IN A SIMILAR vein, we can harness adaptation to ma
ximize our overall satisfaction in life by shifting our investments away from products and services that give us a constant stream of experiences and toward ones that are more temporary and fleeting. For example, stereo equipment and furniture generally provide a constant experience, so it’s very easy to adapt to them. On the other hand, transient experiences (a four-day getaway, a scuba diving adventure, or a concert) are fleeting, so you can’t adapt to them as readily. I am not recommending that you sell your sofa and go scuba diving, but it is important to understand what types of experiences are more and less susceptible to adaptation. Thus, if you are considering whether to invest in a transient (scuba diving) or a constant (new sofa) experience and you predict that the two will have a similar impact on your overall happiness, select the transient one. The long-term effect of the sofa on your happiness is probably going to be much lower than you expect, while the long-term enjoyment of and memories from the scuba diving will probably last much longer than you predict.

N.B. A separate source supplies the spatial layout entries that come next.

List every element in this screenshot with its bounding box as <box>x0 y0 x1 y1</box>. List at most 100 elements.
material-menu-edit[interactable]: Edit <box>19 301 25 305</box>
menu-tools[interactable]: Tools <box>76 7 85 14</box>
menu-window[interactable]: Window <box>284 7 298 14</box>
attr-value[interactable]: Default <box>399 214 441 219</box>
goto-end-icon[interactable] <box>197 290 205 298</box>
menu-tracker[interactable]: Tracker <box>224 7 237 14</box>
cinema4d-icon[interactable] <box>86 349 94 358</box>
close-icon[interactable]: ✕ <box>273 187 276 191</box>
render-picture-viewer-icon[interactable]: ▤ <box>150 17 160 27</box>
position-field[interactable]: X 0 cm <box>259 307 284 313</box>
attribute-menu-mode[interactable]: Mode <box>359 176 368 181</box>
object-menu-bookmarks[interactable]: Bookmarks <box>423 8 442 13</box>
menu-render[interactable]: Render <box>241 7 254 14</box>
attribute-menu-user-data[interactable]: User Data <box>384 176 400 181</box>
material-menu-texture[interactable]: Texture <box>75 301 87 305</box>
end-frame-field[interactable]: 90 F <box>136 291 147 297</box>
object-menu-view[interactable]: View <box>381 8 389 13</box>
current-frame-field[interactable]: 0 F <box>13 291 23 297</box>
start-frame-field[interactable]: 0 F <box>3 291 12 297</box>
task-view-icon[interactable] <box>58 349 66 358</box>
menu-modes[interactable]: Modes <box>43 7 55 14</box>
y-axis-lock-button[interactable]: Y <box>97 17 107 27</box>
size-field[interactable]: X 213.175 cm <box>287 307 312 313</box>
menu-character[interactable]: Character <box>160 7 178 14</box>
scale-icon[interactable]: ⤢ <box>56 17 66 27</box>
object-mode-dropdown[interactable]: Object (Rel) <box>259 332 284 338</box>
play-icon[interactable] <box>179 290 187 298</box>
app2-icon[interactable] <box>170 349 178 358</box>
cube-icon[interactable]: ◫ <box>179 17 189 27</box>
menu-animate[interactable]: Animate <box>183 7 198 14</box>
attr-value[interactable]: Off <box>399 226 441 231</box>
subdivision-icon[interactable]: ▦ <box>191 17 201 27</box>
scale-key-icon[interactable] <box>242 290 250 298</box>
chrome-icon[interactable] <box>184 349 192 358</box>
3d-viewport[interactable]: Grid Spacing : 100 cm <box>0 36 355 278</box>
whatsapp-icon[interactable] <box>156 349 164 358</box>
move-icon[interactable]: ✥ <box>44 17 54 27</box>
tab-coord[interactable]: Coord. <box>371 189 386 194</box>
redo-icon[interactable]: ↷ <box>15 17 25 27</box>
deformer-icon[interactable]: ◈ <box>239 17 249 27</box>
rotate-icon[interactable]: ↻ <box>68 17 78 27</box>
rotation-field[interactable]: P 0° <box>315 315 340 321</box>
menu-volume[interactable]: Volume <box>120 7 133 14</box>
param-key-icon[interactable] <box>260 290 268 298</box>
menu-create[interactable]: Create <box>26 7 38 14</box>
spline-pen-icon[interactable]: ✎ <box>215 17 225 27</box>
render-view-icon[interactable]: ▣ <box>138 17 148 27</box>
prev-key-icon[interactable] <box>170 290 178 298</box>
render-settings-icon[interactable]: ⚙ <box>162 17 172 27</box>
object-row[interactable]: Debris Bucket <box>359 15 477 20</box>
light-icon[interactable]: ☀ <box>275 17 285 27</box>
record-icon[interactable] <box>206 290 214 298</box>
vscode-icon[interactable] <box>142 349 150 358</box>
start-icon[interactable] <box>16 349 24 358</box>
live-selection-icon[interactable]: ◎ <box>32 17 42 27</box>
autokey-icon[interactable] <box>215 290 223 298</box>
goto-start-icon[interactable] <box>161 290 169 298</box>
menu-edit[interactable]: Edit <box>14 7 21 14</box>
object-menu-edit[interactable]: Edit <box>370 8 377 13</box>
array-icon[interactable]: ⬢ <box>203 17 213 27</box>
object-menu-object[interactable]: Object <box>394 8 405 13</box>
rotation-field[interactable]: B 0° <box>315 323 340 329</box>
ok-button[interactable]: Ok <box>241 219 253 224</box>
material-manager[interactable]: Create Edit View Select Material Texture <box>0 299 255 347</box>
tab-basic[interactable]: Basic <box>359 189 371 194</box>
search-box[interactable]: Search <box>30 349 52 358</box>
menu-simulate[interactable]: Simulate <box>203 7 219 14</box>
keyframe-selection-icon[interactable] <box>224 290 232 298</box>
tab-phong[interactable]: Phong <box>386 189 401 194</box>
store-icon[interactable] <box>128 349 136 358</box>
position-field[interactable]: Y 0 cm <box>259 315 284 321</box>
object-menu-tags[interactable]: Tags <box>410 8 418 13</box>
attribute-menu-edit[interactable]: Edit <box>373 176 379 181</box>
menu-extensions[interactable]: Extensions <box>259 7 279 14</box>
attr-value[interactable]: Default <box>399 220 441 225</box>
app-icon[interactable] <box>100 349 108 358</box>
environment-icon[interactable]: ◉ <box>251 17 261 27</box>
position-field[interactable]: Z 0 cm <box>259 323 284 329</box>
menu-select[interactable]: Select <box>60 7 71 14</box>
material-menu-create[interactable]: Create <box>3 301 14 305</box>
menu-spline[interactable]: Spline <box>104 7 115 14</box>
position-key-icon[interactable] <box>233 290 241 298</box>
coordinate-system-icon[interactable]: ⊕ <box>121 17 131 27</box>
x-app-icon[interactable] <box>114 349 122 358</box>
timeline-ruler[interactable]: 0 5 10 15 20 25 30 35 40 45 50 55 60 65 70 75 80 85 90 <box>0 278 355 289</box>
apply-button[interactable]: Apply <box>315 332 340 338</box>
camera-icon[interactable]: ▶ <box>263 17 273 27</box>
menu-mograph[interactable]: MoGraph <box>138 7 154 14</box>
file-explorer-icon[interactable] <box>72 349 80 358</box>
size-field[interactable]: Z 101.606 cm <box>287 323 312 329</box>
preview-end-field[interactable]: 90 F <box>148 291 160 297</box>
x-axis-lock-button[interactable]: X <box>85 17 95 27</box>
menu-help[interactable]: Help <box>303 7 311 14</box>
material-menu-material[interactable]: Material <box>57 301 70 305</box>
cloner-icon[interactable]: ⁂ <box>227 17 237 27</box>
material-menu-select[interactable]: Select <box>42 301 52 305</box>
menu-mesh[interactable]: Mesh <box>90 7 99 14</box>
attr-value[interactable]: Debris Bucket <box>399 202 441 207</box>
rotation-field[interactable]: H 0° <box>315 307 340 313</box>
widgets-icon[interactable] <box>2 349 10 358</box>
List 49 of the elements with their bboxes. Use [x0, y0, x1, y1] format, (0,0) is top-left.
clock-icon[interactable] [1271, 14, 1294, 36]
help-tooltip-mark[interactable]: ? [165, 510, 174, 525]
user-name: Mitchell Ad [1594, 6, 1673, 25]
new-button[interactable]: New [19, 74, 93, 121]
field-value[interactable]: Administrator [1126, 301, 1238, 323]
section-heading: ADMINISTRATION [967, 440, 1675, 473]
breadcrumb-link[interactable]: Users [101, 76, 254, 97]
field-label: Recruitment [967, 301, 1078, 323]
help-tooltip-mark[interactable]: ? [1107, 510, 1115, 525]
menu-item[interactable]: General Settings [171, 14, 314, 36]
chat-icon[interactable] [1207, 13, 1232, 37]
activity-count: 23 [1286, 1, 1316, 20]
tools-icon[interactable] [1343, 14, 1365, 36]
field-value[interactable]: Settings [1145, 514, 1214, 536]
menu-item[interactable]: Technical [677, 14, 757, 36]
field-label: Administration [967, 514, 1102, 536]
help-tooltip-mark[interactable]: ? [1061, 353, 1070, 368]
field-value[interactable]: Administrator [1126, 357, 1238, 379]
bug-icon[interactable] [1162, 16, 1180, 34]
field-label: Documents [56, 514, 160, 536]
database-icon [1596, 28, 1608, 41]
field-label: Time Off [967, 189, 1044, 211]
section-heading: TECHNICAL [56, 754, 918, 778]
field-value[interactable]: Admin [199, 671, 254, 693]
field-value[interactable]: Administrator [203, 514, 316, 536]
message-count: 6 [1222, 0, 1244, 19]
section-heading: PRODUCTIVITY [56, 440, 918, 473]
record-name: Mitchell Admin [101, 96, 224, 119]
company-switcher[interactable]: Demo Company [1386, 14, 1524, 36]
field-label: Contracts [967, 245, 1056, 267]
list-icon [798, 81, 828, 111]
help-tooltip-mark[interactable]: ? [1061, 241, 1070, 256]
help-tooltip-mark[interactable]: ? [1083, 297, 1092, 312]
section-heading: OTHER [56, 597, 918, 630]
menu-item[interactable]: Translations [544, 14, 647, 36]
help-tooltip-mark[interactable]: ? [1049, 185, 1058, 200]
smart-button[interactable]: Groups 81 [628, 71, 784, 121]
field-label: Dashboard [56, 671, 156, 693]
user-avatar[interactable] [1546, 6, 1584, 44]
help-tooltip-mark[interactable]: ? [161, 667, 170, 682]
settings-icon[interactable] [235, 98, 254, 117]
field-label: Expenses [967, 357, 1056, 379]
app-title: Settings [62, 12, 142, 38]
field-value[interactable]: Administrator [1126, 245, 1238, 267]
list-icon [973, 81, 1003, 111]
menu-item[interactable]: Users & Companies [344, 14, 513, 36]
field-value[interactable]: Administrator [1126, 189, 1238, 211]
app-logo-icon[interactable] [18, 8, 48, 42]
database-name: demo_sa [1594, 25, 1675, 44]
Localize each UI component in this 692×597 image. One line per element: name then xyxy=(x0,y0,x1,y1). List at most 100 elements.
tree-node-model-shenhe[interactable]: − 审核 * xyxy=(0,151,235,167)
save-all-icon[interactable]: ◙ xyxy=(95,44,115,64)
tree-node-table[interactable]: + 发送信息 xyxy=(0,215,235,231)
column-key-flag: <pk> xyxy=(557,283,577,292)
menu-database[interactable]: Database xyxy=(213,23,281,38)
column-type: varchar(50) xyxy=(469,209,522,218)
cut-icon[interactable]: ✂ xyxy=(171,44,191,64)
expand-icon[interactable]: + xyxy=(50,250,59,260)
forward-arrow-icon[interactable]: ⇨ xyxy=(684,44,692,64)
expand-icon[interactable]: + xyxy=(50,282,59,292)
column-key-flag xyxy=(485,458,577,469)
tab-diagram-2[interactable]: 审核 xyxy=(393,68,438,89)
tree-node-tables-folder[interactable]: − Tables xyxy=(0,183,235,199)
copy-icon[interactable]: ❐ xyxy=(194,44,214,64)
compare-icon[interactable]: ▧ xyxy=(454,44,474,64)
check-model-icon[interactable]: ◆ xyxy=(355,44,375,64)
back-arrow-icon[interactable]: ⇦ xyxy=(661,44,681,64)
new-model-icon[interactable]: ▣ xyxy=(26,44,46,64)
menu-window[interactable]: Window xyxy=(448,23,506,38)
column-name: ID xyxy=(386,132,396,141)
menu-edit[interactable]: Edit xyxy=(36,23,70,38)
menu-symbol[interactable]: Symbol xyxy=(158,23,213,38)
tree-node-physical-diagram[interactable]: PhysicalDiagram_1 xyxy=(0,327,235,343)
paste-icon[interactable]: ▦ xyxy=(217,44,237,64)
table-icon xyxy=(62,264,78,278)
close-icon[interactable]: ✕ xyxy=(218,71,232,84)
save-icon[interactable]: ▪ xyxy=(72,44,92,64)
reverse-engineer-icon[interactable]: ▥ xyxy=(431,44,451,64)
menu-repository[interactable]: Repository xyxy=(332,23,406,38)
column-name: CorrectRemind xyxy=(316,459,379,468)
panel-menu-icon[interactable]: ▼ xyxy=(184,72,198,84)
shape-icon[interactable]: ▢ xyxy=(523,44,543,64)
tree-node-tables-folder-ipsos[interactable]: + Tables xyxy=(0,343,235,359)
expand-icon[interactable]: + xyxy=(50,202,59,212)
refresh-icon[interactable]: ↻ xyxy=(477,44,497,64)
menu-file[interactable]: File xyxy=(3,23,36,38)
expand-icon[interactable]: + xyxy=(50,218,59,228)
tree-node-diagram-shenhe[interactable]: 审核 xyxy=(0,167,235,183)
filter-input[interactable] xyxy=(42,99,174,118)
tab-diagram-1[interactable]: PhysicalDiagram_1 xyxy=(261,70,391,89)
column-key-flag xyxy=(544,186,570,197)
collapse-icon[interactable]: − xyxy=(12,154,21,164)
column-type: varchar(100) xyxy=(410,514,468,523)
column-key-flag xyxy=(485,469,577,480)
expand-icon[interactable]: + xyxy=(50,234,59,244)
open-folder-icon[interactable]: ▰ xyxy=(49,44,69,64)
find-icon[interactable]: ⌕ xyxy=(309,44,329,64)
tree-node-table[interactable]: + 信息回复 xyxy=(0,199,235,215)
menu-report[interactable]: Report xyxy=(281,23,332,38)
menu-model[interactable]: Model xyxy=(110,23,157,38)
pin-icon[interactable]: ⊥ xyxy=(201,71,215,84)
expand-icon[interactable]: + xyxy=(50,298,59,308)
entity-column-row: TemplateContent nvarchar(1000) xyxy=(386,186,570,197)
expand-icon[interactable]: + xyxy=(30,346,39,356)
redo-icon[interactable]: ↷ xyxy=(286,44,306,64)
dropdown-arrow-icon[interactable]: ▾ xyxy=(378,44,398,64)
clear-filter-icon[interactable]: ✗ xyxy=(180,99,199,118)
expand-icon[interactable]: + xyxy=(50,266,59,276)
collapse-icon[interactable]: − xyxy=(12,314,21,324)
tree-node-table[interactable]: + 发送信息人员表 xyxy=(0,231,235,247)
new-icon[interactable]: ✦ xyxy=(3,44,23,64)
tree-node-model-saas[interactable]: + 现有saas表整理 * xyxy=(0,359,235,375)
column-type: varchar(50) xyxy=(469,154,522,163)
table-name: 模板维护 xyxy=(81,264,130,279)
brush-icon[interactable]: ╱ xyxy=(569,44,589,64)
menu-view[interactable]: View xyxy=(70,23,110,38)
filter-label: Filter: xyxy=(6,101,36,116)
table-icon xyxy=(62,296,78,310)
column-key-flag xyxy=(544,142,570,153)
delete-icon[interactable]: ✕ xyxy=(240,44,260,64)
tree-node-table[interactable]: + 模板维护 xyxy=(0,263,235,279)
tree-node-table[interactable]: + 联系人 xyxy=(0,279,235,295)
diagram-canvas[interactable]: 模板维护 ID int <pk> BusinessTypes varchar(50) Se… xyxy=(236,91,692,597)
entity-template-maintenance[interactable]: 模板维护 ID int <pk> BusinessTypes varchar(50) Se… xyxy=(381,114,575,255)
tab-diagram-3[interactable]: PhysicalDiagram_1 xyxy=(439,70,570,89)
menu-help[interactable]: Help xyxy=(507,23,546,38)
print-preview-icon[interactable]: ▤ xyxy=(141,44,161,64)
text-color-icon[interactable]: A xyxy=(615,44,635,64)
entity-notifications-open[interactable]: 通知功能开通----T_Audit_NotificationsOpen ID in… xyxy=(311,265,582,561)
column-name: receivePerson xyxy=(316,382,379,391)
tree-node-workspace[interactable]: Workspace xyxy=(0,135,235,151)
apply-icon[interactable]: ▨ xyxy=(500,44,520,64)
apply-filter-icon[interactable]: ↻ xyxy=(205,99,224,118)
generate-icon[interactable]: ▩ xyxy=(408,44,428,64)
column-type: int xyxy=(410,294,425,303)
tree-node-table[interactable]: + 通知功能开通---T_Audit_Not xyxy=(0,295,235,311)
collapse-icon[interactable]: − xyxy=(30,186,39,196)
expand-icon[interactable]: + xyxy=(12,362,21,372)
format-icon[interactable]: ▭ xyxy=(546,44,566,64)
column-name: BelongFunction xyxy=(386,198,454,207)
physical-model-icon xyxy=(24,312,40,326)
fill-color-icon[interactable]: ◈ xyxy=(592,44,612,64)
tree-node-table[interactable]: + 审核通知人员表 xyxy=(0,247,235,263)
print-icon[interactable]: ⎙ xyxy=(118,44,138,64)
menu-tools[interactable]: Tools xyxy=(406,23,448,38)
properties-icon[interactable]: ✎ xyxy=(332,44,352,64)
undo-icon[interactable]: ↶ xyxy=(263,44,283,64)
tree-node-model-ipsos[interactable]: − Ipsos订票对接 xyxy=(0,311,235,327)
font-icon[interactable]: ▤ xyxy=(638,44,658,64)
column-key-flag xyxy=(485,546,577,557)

TO HEIGHTEN YOUR level of enjoyment, you can also think about ways to inject serendipity and unpredictability into your life. Here’s a little demonstration of this point. Have you ever noticed how hard it is to tickle yourself? Why? Because when we try to tickle ourselves, we know exactly how our fingers will move and this perfect predictability kills the joy of tickling. Interestingly, when we use our right hand to tickle our right side, we don’t feel any tickling sensation; but when we use our right hands to tickle our left sides, the slight difference in timing between the nerve system on the right and left side of the body can create a low-level unpredictability, and hence we can feel a slight tickling sensation.